We must also comprehend that the reason He descended to become a man and live among us is when He prevailed and ascended He might fill all things. As we covered previously, the ultimate purpose of God in the creation is that all things might be summed up in His Son (see Ephesians 1:10). As we proceed to examine the calling upon the church, how He designed it, and what it is to become, we must always keep in mind that the church is the primary vehicle through which God intends to reconcile the world to Himself.

Therefore, our success as a church will be determined by how we are used to reconcile back to God those within the sphere of authority that we have been given. He wants to use His church to begin this process so that He will again “fill all things.” How are we being used to fill our neighborhoods with Him? Our jobs? Our cities? Our nations? This is our basic purpose for being here.

Of course, we will only be effective in this to the degree that He fills us. That will be directly reflected in the way He fills our time and our mind—our consciousness. The Lord lives in us. Did we wake up this morning in His presence? Did we go to work in close fellowship with Him? If not, we woke up in a delusion, a deception. We let the lower things cloud our perception of Him. The greatest truth, the only true reality is God. If He actually lives in us, how can anything else steal our attention from Him?

Solomon built the most glorious temple ever constructed for God. However, when God filled that temple, no one’s attention was on the temple! They were captured by the One who was filling it. If there is too much attention on the temple, it can only be because God is not in it. The church is a wonderful and glorious creation, but our goal for building the church is so the manifest presence of the Lord will come. God is what we signed up for, not the church. The church is a blessing, and will become the most compelling society on earth, but it is but a shadow of the reality of heaven we are called to represent. The greatest reality of heaven is the presence of the Lord.

So how does this work out practically in our life? We have jobs to do. We have to feed this body hamburgers, and they cost money! We need houses, cars, things, so we can function in this modern world. All of this may be true, and the Lord is not opposed to us having these things, but if Christ is not more important, and more real than all of these other things, then our life is full of idols.
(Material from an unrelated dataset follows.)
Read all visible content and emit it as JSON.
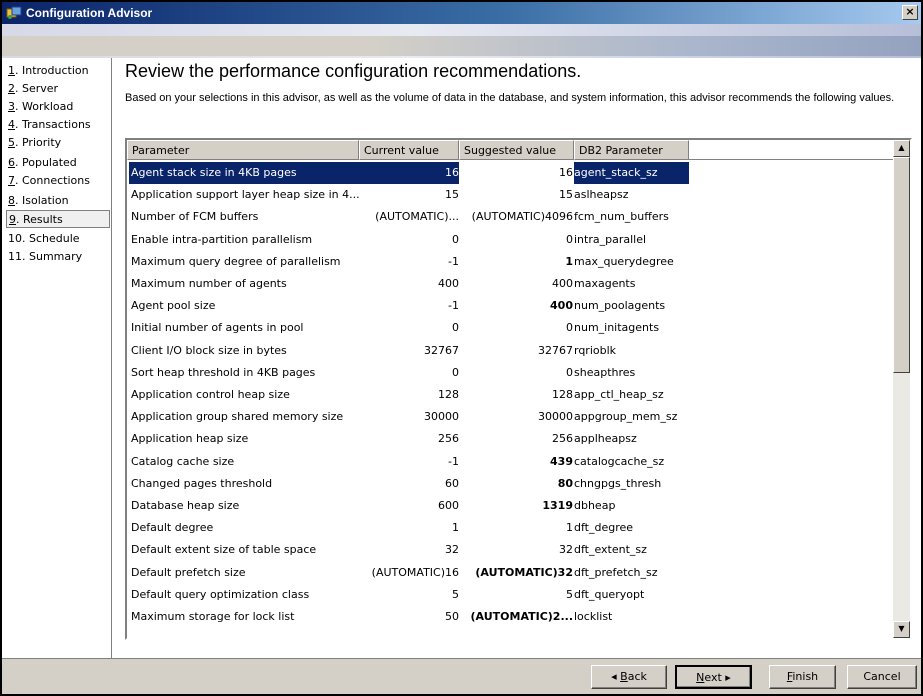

Lukewarmness is the worst state that any Christian can ever fall into. The reason for the lukewarmness of the Laodicean church was because they had everything they needed. Things really can be the greatest distraction from our ultimate purpose. God loves to give His children good things, and He commanded a lot more feasting than fasting, but we must guard our heart against idols, even those things that have been given to us by God.

Asceticism is not the answer to our idolatry. It quickly becomes a way that we measure our own righteousness in place of the cross. The Lord does not necessarily want us to love anyone or anything less than we do—He just wants us to love Him more. He wants us to love Him so much that He can give us all things, but we are not distracted by them because He is far greater than anything created.

There is no greater treasure than our salvation and the fellowship that we can now have with God because He descended all the way to the cross for us. Therefore, let us voluntarily go to the cross every day, willingly offering all that we are and have. Let us be committed every day to the reality that our days are only successful if we did His will. When He is the One who fills our lives He can trust us with all things, but we have a much bigger purpose than gaining stuff. When He fills our life He will overflow from us to bring salvation to others, and then He will begin to fill them too.

This is why the most clear and succinct declaration of the ultimate, apostolic mandate is found in Galatians 4:19 when Paul said, “My children, with whom I am again in labor until Christ is formed in you...” The true success of any ministry and any church, will be by how it brought forth the formation of Christ within His people. Are the people in our church becoming like Him? That should always be the ultimate test of our success.

Jesus ascended so that He can fill all things, and it is by ascending with Him that He begins to fill our life. The cross is the foundation of knowing God, but He is no longer on the cross. He has ascended, and if we are going to abide in Him now, it must be by sitting with Him on His throne. Our goal now must be that He fills our life.